The plan, given the nod by the State cabinet in its meeting last week, will reimburse central bureaucrats up to 95 per cent of the income tax they pay while serving in Meghalaya. This compensation will come out of the cash-strapped State government’s coffers.
In announcing the plan, Deputy Chief Minister Prestone Tynsong said that the government is going ahead with this to pay back the civil servants for their service as a goodwill gesture to encourage them. This move will cost the State government Rs 1.45 crore annually, he added.
Many spoken to for their opinion told this newspaper that those officials who feel constrained to work here should leave.
“We don’t need good-hearted government servants or good-hearted politicians. We need a government that respects the rule of law and bureaucrats who follow the rule of law, not some greedy suited and booted fellows who commit irregularities with a flick of their pens,” said one of them on condition of anonymity.
It was also suggested that if the administration of the state is so difficult that the state government needs to show “gratefulness” to its outside officials, then a similar special package ought to be given to the home grown civil servants because the workload is the same.
Another said that it was strange timing to offer such largesse when Meghalaya’s financial health is in a shambles. The State has seen constant demands for salaries of government paid teachers, employees of state-owned corporations and the autonomous district councils.
The State was even plunged into darkness for eight to nine hours every day recently because of load shedding after the power utility could not pay its bills to suppliers.
The Chief Minister and his cabinet colleagues have been to New Delhi constantly to lobby the Centre for more money but they were largely mute when commercial drivers went on strike in protest over high levels of tax on fuel, a tax necessary, the government argued, as Meghalaya’s revenue streams are limited.
People are even beginning to question the foreign business degree of the Chief Minister.

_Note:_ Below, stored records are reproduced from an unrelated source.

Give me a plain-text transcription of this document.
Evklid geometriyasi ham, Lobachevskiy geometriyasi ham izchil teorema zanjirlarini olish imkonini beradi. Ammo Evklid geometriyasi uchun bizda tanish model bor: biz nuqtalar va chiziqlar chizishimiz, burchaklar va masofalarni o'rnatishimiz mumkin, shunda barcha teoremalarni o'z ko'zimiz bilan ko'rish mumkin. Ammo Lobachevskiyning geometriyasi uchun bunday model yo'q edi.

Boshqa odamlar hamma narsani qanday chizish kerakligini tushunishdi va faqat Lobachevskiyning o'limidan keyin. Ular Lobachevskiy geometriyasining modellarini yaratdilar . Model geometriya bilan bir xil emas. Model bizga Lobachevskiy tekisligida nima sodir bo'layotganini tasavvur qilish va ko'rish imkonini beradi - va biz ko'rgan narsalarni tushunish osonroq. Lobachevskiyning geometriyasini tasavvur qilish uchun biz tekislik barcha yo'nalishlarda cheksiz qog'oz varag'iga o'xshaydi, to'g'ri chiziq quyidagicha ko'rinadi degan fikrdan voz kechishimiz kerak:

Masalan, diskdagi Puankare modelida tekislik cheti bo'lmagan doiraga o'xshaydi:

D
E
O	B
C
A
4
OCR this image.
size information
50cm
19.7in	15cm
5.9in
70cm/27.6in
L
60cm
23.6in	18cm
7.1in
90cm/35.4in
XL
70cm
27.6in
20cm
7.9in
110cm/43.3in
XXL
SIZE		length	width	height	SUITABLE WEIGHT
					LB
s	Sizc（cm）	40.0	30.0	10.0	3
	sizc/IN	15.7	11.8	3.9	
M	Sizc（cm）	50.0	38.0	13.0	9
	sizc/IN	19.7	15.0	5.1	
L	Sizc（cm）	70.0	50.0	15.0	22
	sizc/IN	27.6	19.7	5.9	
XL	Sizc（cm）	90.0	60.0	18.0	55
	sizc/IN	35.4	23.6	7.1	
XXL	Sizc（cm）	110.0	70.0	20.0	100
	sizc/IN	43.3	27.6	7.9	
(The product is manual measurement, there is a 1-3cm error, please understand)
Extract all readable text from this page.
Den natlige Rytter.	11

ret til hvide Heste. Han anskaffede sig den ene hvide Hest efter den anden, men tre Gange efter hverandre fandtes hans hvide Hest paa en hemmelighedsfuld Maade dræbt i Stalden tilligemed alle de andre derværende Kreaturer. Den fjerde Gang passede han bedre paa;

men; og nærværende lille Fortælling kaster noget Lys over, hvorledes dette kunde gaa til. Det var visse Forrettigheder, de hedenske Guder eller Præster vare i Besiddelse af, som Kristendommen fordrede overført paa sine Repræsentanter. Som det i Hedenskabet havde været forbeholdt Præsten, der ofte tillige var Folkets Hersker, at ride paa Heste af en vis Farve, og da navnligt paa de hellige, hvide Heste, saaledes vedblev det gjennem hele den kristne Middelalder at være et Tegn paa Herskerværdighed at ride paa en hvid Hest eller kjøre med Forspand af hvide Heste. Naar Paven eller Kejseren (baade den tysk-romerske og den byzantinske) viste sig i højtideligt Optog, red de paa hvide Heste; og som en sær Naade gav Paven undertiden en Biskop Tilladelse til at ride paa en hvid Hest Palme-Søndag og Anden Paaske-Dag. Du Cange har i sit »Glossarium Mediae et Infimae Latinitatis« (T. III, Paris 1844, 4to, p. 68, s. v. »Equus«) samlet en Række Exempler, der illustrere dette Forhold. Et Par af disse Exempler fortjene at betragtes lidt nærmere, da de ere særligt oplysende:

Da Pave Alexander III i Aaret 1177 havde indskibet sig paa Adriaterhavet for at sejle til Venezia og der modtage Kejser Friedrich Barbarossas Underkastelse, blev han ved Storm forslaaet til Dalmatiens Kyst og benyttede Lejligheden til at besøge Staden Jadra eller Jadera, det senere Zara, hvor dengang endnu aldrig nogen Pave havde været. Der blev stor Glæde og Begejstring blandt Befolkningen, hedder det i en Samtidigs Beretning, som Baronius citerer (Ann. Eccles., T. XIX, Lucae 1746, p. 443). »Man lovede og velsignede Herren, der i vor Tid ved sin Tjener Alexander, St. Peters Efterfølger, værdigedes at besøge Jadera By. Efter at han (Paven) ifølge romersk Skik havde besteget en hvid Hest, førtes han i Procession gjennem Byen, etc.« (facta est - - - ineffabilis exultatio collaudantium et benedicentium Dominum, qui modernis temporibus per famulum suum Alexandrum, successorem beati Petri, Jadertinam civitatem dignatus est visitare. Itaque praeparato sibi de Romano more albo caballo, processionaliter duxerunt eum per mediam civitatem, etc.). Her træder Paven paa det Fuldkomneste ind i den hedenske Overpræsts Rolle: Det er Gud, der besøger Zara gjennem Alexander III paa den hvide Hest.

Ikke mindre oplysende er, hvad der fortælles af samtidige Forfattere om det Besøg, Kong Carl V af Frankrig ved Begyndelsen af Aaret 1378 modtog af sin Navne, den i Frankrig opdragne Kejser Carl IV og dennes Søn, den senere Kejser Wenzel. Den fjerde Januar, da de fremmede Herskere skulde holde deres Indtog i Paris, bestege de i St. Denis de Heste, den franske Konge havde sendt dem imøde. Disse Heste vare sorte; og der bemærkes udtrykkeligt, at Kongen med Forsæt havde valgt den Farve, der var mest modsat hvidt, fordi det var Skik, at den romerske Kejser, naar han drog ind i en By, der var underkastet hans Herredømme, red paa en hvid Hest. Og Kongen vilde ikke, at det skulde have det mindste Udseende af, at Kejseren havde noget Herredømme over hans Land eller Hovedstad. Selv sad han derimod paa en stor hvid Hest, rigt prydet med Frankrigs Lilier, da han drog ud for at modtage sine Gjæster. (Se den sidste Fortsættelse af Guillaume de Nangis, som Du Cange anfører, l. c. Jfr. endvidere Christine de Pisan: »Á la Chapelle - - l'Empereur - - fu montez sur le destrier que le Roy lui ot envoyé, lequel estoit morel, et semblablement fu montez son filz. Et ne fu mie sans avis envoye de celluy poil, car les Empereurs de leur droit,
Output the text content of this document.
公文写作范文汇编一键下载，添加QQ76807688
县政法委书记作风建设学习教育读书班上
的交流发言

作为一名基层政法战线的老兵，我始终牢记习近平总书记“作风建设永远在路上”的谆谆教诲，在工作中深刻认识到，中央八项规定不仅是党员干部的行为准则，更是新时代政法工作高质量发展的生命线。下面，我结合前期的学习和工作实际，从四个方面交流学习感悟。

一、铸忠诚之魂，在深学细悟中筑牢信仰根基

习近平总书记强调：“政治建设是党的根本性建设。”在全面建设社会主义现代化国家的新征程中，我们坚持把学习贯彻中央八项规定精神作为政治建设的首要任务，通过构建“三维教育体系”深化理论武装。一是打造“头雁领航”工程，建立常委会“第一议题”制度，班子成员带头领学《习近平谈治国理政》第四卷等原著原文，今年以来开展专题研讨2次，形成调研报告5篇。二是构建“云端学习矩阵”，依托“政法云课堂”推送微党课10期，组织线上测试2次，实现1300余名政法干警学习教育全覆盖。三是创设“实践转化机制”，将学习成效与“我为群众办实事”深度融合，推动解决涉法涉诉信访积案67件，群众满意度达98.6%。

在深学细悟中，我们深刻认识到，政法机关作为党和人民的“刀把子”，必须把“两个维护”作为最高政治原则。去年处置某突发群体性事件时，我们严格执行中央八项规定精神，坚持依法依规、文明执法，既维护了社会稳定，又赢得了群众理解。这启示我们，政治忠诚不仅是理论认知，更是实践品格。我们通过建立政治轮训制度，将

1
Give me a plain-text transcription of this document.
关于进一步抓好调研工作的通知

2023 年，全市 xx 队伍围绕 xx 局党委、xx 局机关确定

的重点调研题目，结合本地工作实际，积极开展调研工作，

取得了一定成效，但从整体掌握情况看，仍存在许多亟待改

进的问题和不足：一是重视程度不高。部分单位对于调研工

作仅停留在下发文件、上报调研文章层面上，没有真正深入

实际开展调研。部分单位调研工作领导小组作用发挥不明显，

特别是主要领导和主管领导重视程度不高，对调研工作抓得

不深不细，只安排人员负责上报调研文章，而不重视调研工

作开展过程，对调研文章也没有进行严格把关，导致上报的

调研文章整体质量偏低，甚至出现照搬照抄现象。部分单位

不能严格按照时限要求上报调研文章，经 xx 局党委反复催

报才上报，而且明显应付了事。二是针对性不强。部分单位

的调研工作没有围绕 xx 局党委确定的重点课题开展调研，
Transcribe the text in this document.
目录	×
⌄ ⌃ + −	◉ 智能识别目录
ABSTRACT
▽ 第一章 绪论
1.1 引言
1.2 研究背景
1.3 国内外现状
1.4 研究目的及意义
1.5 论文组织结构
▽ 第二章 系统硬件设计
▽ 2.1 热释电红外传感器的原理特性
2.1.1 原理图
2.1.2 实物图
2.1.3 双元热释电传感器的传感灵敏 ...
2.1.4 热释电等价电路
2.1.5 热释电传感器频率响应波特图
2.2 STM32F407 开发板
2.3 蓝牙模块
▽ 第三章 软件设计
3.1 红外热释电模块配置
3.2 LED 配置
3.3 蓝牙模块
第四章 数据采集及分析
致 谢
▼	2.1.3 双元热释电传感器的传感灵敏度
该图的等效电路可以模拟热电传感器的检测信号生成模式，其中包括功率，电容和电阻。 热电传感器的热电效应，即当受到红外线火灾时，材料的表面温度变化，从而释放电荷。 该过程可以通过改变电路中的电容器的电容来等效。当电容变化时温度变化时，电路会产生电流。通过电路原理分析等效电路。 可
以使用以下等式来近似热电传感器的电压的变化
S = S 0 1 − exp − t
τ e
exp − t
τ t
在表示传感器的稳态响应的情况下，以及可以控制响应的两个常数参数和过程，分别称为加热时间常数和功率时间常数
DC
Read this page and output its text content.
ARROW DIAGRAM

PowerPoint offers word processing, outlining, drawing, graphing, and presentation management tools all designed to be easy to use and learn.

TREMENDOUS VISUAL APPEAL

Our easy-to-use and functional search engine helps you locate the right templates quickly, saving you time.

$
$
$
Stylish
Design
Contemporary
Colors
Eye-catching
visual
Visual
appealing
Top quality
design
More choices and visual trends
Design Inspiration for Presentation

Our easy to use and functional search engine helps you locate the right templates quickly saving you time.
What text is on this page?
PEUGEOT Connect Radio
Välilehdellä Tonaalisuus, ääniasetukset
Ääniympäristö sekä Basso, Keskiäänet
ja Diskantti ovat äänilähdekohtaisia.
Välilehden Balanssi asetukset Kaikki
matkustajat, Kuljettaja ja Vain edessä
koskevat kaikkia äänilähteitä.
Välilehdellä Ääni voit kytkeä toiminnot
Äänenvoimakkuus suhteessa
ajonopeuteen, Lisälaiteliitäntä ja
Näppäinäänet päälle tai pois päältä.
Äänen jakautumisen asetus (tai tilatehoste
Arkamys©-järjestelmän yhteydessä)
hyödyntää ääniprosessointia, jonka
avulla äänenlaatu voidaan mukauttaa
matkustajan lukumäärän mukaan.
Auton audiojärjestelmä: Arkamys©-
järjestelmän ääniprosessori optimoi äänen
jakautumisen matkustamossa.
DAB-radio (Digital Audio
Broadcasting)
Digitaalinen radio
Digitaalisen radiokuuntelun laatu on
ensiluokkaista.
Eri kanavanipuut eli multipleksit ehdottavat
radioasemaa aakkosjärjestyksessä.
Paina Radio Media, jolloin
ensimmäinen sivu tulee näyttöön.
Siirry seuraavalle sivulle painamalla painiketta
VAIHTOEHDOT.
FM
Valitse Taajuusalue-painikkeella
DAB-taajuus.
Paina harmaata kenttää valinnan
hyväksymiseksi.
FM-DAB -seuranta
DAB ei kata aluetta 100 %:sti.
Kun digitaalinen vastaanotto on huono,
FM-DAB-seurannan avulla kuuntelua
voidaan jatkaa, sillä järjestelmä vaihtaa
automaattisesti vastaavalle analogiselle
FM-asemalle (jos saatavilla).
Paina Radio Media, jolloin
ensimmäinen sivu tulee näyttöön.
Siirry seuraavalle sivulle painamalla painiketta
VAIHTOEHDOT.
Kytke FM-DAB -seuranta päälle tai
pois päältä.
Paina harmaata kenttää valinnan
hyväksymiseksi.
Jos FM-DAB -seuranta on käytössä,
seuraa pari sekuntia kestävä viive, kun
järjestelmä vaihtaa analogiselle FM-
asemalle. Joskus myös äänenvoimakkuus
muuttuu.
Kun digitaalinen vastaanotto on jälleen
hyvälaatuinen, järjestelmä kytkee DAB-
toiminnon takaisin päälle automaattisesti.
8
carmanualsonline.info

“He (the Chief Minister) knows that the major part of the finances that the State government receives from the Central government comes from the taxes collected by the Centre. He knows that he’s going there every now and then to beg for an increase in the share of the State. So from which pocket is he giving this reimbursement to the civil servants? It’s not from his personal pocket for sure. It’s the people’s money and he has no right to give even one rupee away as a gift to people who are already being compensated for their work according to the rules of the Central government,” said another commentator.